We feel these data have clinical relevance as well as important therapeutic implications. Fartoux and colleagues 1 conclude that patients with mild CHC associated with steatosis should be considered for antiviral treatment due to the risk of disease progression. We believe the authors' conclusion, to treat this subgroup of patients with antivirals, is disputable. Several considerations should be made before establishing the treatment which is the most appropriate for mild CHC with steatosis. First of all, it is necessary to underscore that steatosis is mainly virus-induced in HCV genotype 3 infection while host factors play a major role in genotype non-3 infections. 3 In HCV genotype 3-infected patients, steatosis dramatically improves with interferon treatment after viral clearance. Therefore, antiviral treatment should be regarded as the first therapeutic option in genotype 3 infection. In contrast, in genotype 1-infected patients with mild CHC and steatosis, a 'metabolic' therapeutic approach appears more meaningful, since only a limited number of patients may benefit from antivirals due to the low response rate of this genotype. In addition, steatosis is a further cause of unfavourable response to interferon-based treatments, especially so in genotype 1-infected patients. On the other hand, a weight-reduction program of treatment for CHC with steatosis is highly effective in improving both biochemical and histological liver parameters. 7 Thus, we believe that achievement of normal weight should be obtained in all overweight CHC patients.
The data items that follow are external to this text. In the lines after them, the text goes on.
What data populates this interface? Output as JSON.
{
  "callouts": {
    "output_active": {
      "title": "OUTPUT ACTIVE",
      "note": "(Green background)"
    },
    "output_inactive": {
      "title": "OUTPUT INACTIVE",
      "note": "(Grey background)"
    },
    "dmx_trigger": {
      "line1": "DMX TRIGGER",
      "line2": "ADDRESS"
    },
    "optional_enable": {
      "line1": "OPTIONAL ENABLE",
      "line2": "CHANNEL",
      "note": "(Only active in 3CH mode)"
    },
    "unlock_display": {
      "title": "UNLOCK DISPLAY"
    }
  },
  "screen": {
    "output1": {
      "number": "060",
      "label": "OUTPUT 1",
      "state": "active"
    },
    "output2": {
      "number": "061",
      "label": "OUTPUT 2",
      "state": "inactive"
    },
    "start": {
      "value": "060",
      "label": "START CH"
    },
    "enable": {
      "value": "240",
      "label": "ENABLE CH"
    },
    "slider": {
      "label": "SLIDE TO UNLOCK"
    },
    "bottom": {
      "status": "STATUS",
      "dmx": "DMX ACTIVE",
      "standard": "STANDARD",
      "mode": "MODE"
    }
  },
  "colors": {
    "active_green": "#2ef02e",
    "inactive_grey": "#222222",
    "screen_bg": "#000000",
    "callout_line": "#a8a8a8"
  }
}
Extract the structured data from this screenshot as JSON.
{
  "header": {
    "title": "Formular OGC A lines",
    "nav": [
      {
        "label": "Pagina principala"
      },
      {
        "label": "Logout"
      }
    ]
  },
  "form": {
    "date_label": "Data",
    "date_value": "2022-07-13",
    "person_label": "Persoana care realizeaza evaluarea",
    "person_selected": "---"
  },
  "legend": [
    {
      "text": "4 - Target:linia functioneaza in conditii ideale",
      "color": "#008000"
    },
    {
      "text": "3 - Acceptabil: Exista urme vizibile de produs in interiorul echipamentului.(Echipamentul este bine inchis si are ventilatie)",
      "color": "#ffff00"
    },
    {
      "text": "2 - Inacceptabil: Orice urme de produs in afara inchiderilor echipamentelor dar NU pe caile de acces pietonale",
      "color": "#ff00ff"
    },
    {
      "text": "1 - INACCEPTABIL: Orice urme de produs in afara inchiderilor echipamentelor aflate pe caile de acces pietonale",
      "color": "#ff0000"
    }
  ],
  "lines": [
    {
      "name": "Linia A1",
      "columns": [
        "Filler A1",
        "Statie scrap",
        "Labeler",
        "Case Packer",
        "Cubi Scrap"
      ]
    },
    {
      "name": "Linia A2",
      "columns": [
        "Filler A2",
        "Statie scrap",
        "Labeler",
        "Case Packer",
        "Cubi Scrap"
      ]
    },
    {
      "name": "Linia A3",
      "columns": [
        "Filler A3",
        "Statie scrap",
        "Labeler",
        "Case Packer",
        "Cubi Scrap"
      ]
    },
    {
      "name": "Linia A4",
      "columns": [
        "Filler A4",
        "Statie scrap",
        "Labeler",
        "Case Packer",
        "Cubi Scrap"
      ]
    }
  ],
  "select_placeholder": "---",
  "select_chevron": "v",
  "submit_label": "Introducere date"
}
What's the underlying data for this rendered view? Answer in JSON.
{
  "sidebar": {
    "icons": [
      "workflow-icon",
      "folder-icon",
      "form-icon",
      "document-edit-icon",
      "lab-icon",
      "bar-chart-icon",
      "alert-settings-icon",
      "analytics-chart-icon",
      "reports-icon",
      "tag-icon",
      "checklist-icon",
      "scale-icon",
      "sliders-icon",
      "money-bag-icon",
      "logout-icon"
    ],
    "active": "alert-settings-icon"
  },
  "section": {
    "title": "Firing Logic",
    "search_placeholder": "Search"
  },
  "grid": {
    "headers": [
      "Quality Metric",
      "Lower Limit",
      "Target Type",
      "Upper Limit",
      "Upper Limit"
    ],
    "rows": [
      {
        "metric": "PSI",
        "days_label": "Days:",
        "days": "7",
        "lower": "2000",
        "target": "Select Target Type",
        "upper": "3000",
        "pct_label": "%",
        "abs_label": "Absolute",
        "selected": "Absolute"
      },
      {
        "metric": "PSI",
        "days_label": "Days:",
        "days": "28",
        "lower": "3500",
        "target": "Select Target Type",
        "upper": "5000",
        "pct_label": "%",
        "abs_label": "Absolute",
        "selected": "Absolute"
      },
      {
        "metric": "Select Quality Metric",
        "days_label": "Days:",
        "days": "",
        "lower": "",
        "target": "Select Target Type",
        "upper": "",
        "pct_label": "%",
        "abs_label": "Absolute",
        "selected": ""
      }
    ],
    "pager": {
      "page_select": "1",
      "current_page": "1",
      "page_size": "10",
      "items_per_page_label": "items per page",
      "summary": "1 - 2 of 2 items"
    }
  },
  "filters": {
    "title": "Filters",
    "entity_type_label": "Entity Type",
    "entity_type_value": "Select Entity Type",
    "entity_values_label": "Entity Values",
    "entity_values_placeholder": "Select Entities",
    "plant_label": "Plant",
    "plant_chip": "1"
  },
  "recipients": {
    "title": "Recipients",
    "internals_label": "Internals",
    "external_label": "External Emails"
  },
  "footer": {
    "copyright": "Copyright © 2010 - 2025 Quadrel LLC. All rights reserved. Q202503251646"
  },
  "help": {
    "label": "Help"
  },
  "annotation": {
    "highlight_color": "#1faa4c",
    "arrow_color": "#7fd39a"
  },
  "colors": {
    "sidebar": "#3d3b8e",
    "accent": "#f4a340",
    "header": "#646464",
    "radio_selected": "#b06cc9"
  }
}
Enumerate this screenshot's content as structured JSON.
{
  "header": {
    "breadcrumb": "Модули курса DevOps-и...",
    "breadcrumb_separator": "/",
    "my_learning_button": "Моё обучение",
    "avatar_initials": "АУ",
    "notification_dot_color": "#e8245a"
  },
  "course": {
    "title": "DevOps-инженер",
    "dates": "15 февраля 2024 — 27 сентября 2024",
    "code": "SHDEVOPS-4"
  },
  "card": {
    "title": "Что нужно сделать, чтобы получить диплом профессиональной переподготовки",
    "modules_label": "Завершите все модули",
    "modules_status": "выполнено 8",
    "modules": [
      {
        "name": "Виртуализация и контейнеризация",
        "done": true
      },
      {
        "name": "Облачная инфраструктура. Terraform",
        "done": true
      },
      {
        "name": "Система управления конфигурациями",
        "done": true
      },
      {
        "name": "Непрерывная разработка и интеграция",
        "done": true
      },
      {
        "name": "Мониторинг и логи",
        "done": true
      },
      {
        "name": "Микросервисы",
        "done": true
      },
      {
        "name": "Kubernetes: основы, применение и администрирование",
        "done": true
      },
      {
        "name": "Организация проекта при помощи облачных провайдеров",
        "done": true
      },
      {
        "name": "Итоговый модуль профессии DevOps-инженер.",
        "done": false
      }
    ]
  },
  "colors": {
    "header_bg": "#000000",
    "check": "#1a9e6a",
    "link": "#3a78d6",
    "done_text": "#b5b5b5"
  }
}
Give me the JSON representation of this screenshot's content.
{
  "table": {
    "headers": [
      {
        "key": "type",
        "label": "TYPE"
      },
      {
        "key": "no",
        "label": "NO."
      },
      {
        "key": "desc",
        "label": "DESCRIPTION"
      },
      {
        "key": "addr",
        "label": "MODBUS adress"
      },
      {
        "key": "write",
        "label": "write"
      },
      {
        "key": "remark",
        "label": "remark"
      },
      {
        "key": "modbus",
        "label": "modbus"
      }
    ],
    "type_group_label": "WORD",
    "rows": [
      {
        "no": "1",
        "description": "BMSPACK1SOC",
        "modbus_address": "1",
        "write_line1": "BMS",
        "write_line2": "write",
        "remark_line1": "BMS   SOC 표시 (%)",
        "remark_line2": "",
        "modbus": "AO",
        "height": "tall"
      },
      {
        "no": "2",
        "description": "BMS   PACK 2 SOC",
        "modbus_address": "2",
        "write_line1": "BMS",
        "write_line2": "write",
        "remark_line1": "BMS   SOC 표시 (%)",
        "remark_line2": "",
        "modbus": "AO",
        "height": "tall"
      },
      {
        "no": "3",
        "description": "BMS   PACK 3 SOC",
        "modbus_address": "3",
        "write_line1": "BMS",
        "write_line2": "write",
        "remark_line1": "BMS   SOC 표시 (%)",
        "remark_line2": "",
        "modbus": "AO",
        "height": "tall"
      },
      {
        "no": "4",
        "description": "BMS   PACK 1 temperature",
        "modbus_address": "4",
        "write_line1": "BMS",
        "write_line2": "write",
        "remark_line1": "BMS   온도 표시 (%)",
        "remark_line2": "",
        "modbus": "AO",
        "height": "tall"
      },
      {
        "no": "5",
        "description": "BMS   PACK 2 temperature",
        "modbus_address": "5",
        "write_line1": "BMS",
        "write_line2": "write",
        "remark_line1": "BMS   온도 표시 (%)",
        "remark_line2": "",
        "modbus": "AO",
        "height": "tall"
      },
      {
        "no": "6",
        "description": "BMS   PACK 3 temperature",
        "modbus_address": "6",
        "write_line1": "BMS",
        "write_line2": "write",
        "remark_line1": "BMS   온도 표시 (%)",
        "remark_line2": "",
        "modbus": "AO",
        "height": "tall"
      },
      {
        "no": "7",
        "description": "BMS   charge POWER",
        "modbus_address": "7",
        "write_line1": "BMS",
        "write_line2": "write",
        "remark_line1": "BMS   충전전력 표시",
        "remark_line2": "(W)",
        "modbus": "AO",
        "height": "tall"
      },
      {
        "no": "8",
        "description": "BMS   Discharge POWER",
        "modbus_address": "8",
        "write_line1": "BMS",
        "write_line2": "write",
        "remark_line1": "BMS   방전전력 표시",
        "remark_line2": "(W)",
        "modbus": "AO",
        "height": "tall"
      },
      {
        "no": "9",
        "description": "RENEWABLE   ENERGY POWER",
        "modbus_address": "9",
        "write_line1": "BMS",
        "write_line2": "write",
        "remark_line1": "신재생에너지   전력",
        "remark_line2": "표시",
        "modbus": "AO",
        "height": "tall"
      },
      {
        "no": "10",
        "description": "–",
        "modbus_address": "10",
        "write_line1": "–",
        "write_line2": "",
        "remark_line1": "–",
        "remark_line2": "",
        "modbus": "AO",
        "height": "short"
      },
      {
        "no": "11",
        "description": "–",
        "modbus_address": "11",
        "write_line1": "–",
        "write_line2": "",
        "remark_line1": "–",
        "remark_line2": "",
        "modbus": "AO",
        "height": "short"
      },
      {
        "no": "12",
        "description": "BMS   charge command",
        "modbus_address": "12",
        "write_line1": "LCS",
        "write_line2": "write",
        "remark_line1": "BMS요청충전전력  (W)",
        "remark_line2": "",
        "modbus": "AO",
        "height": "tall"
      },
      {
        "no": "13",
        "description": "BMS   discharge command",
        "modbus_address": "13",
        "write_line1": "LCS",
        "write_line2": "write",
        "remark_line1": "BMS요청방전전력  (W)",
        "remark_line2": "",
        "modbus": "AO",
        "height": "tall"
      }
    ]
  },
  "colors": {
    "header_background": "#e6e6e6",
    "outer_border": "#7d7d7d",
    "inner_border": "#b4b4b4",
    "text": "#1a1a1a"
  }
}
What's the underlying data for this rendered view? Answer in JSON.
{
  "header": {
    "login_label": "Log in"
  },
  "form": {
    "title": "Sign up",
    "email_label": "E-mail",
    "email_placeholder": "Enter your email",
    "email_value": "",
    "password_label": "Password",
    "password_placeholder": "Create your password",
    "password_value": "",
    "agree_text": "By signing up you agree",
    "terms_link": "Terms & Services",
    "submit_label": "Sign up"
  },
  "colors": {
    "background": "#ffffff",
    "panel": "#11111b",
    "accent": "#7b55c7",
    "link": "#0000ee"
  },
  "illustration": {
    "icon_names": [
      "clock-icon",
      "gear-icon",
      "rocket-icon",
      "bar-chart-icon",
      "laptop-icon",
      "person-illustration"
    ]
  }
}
A growing body of data is being published on factors implicated in the development of HCV-related steatosis. Among them, insulin resistance, hyperhomocysteinemia and hypoadiponectinemia seem to be major determinants of steatosis in CHC. 8-10 Thus, molecules such as insulin sensitizers, folic acid and betaine, alone or in combination with antivirals, are candidate for treatment of CHC-related steatosis. Randomized clinical trials are awaited to establish their efficacy.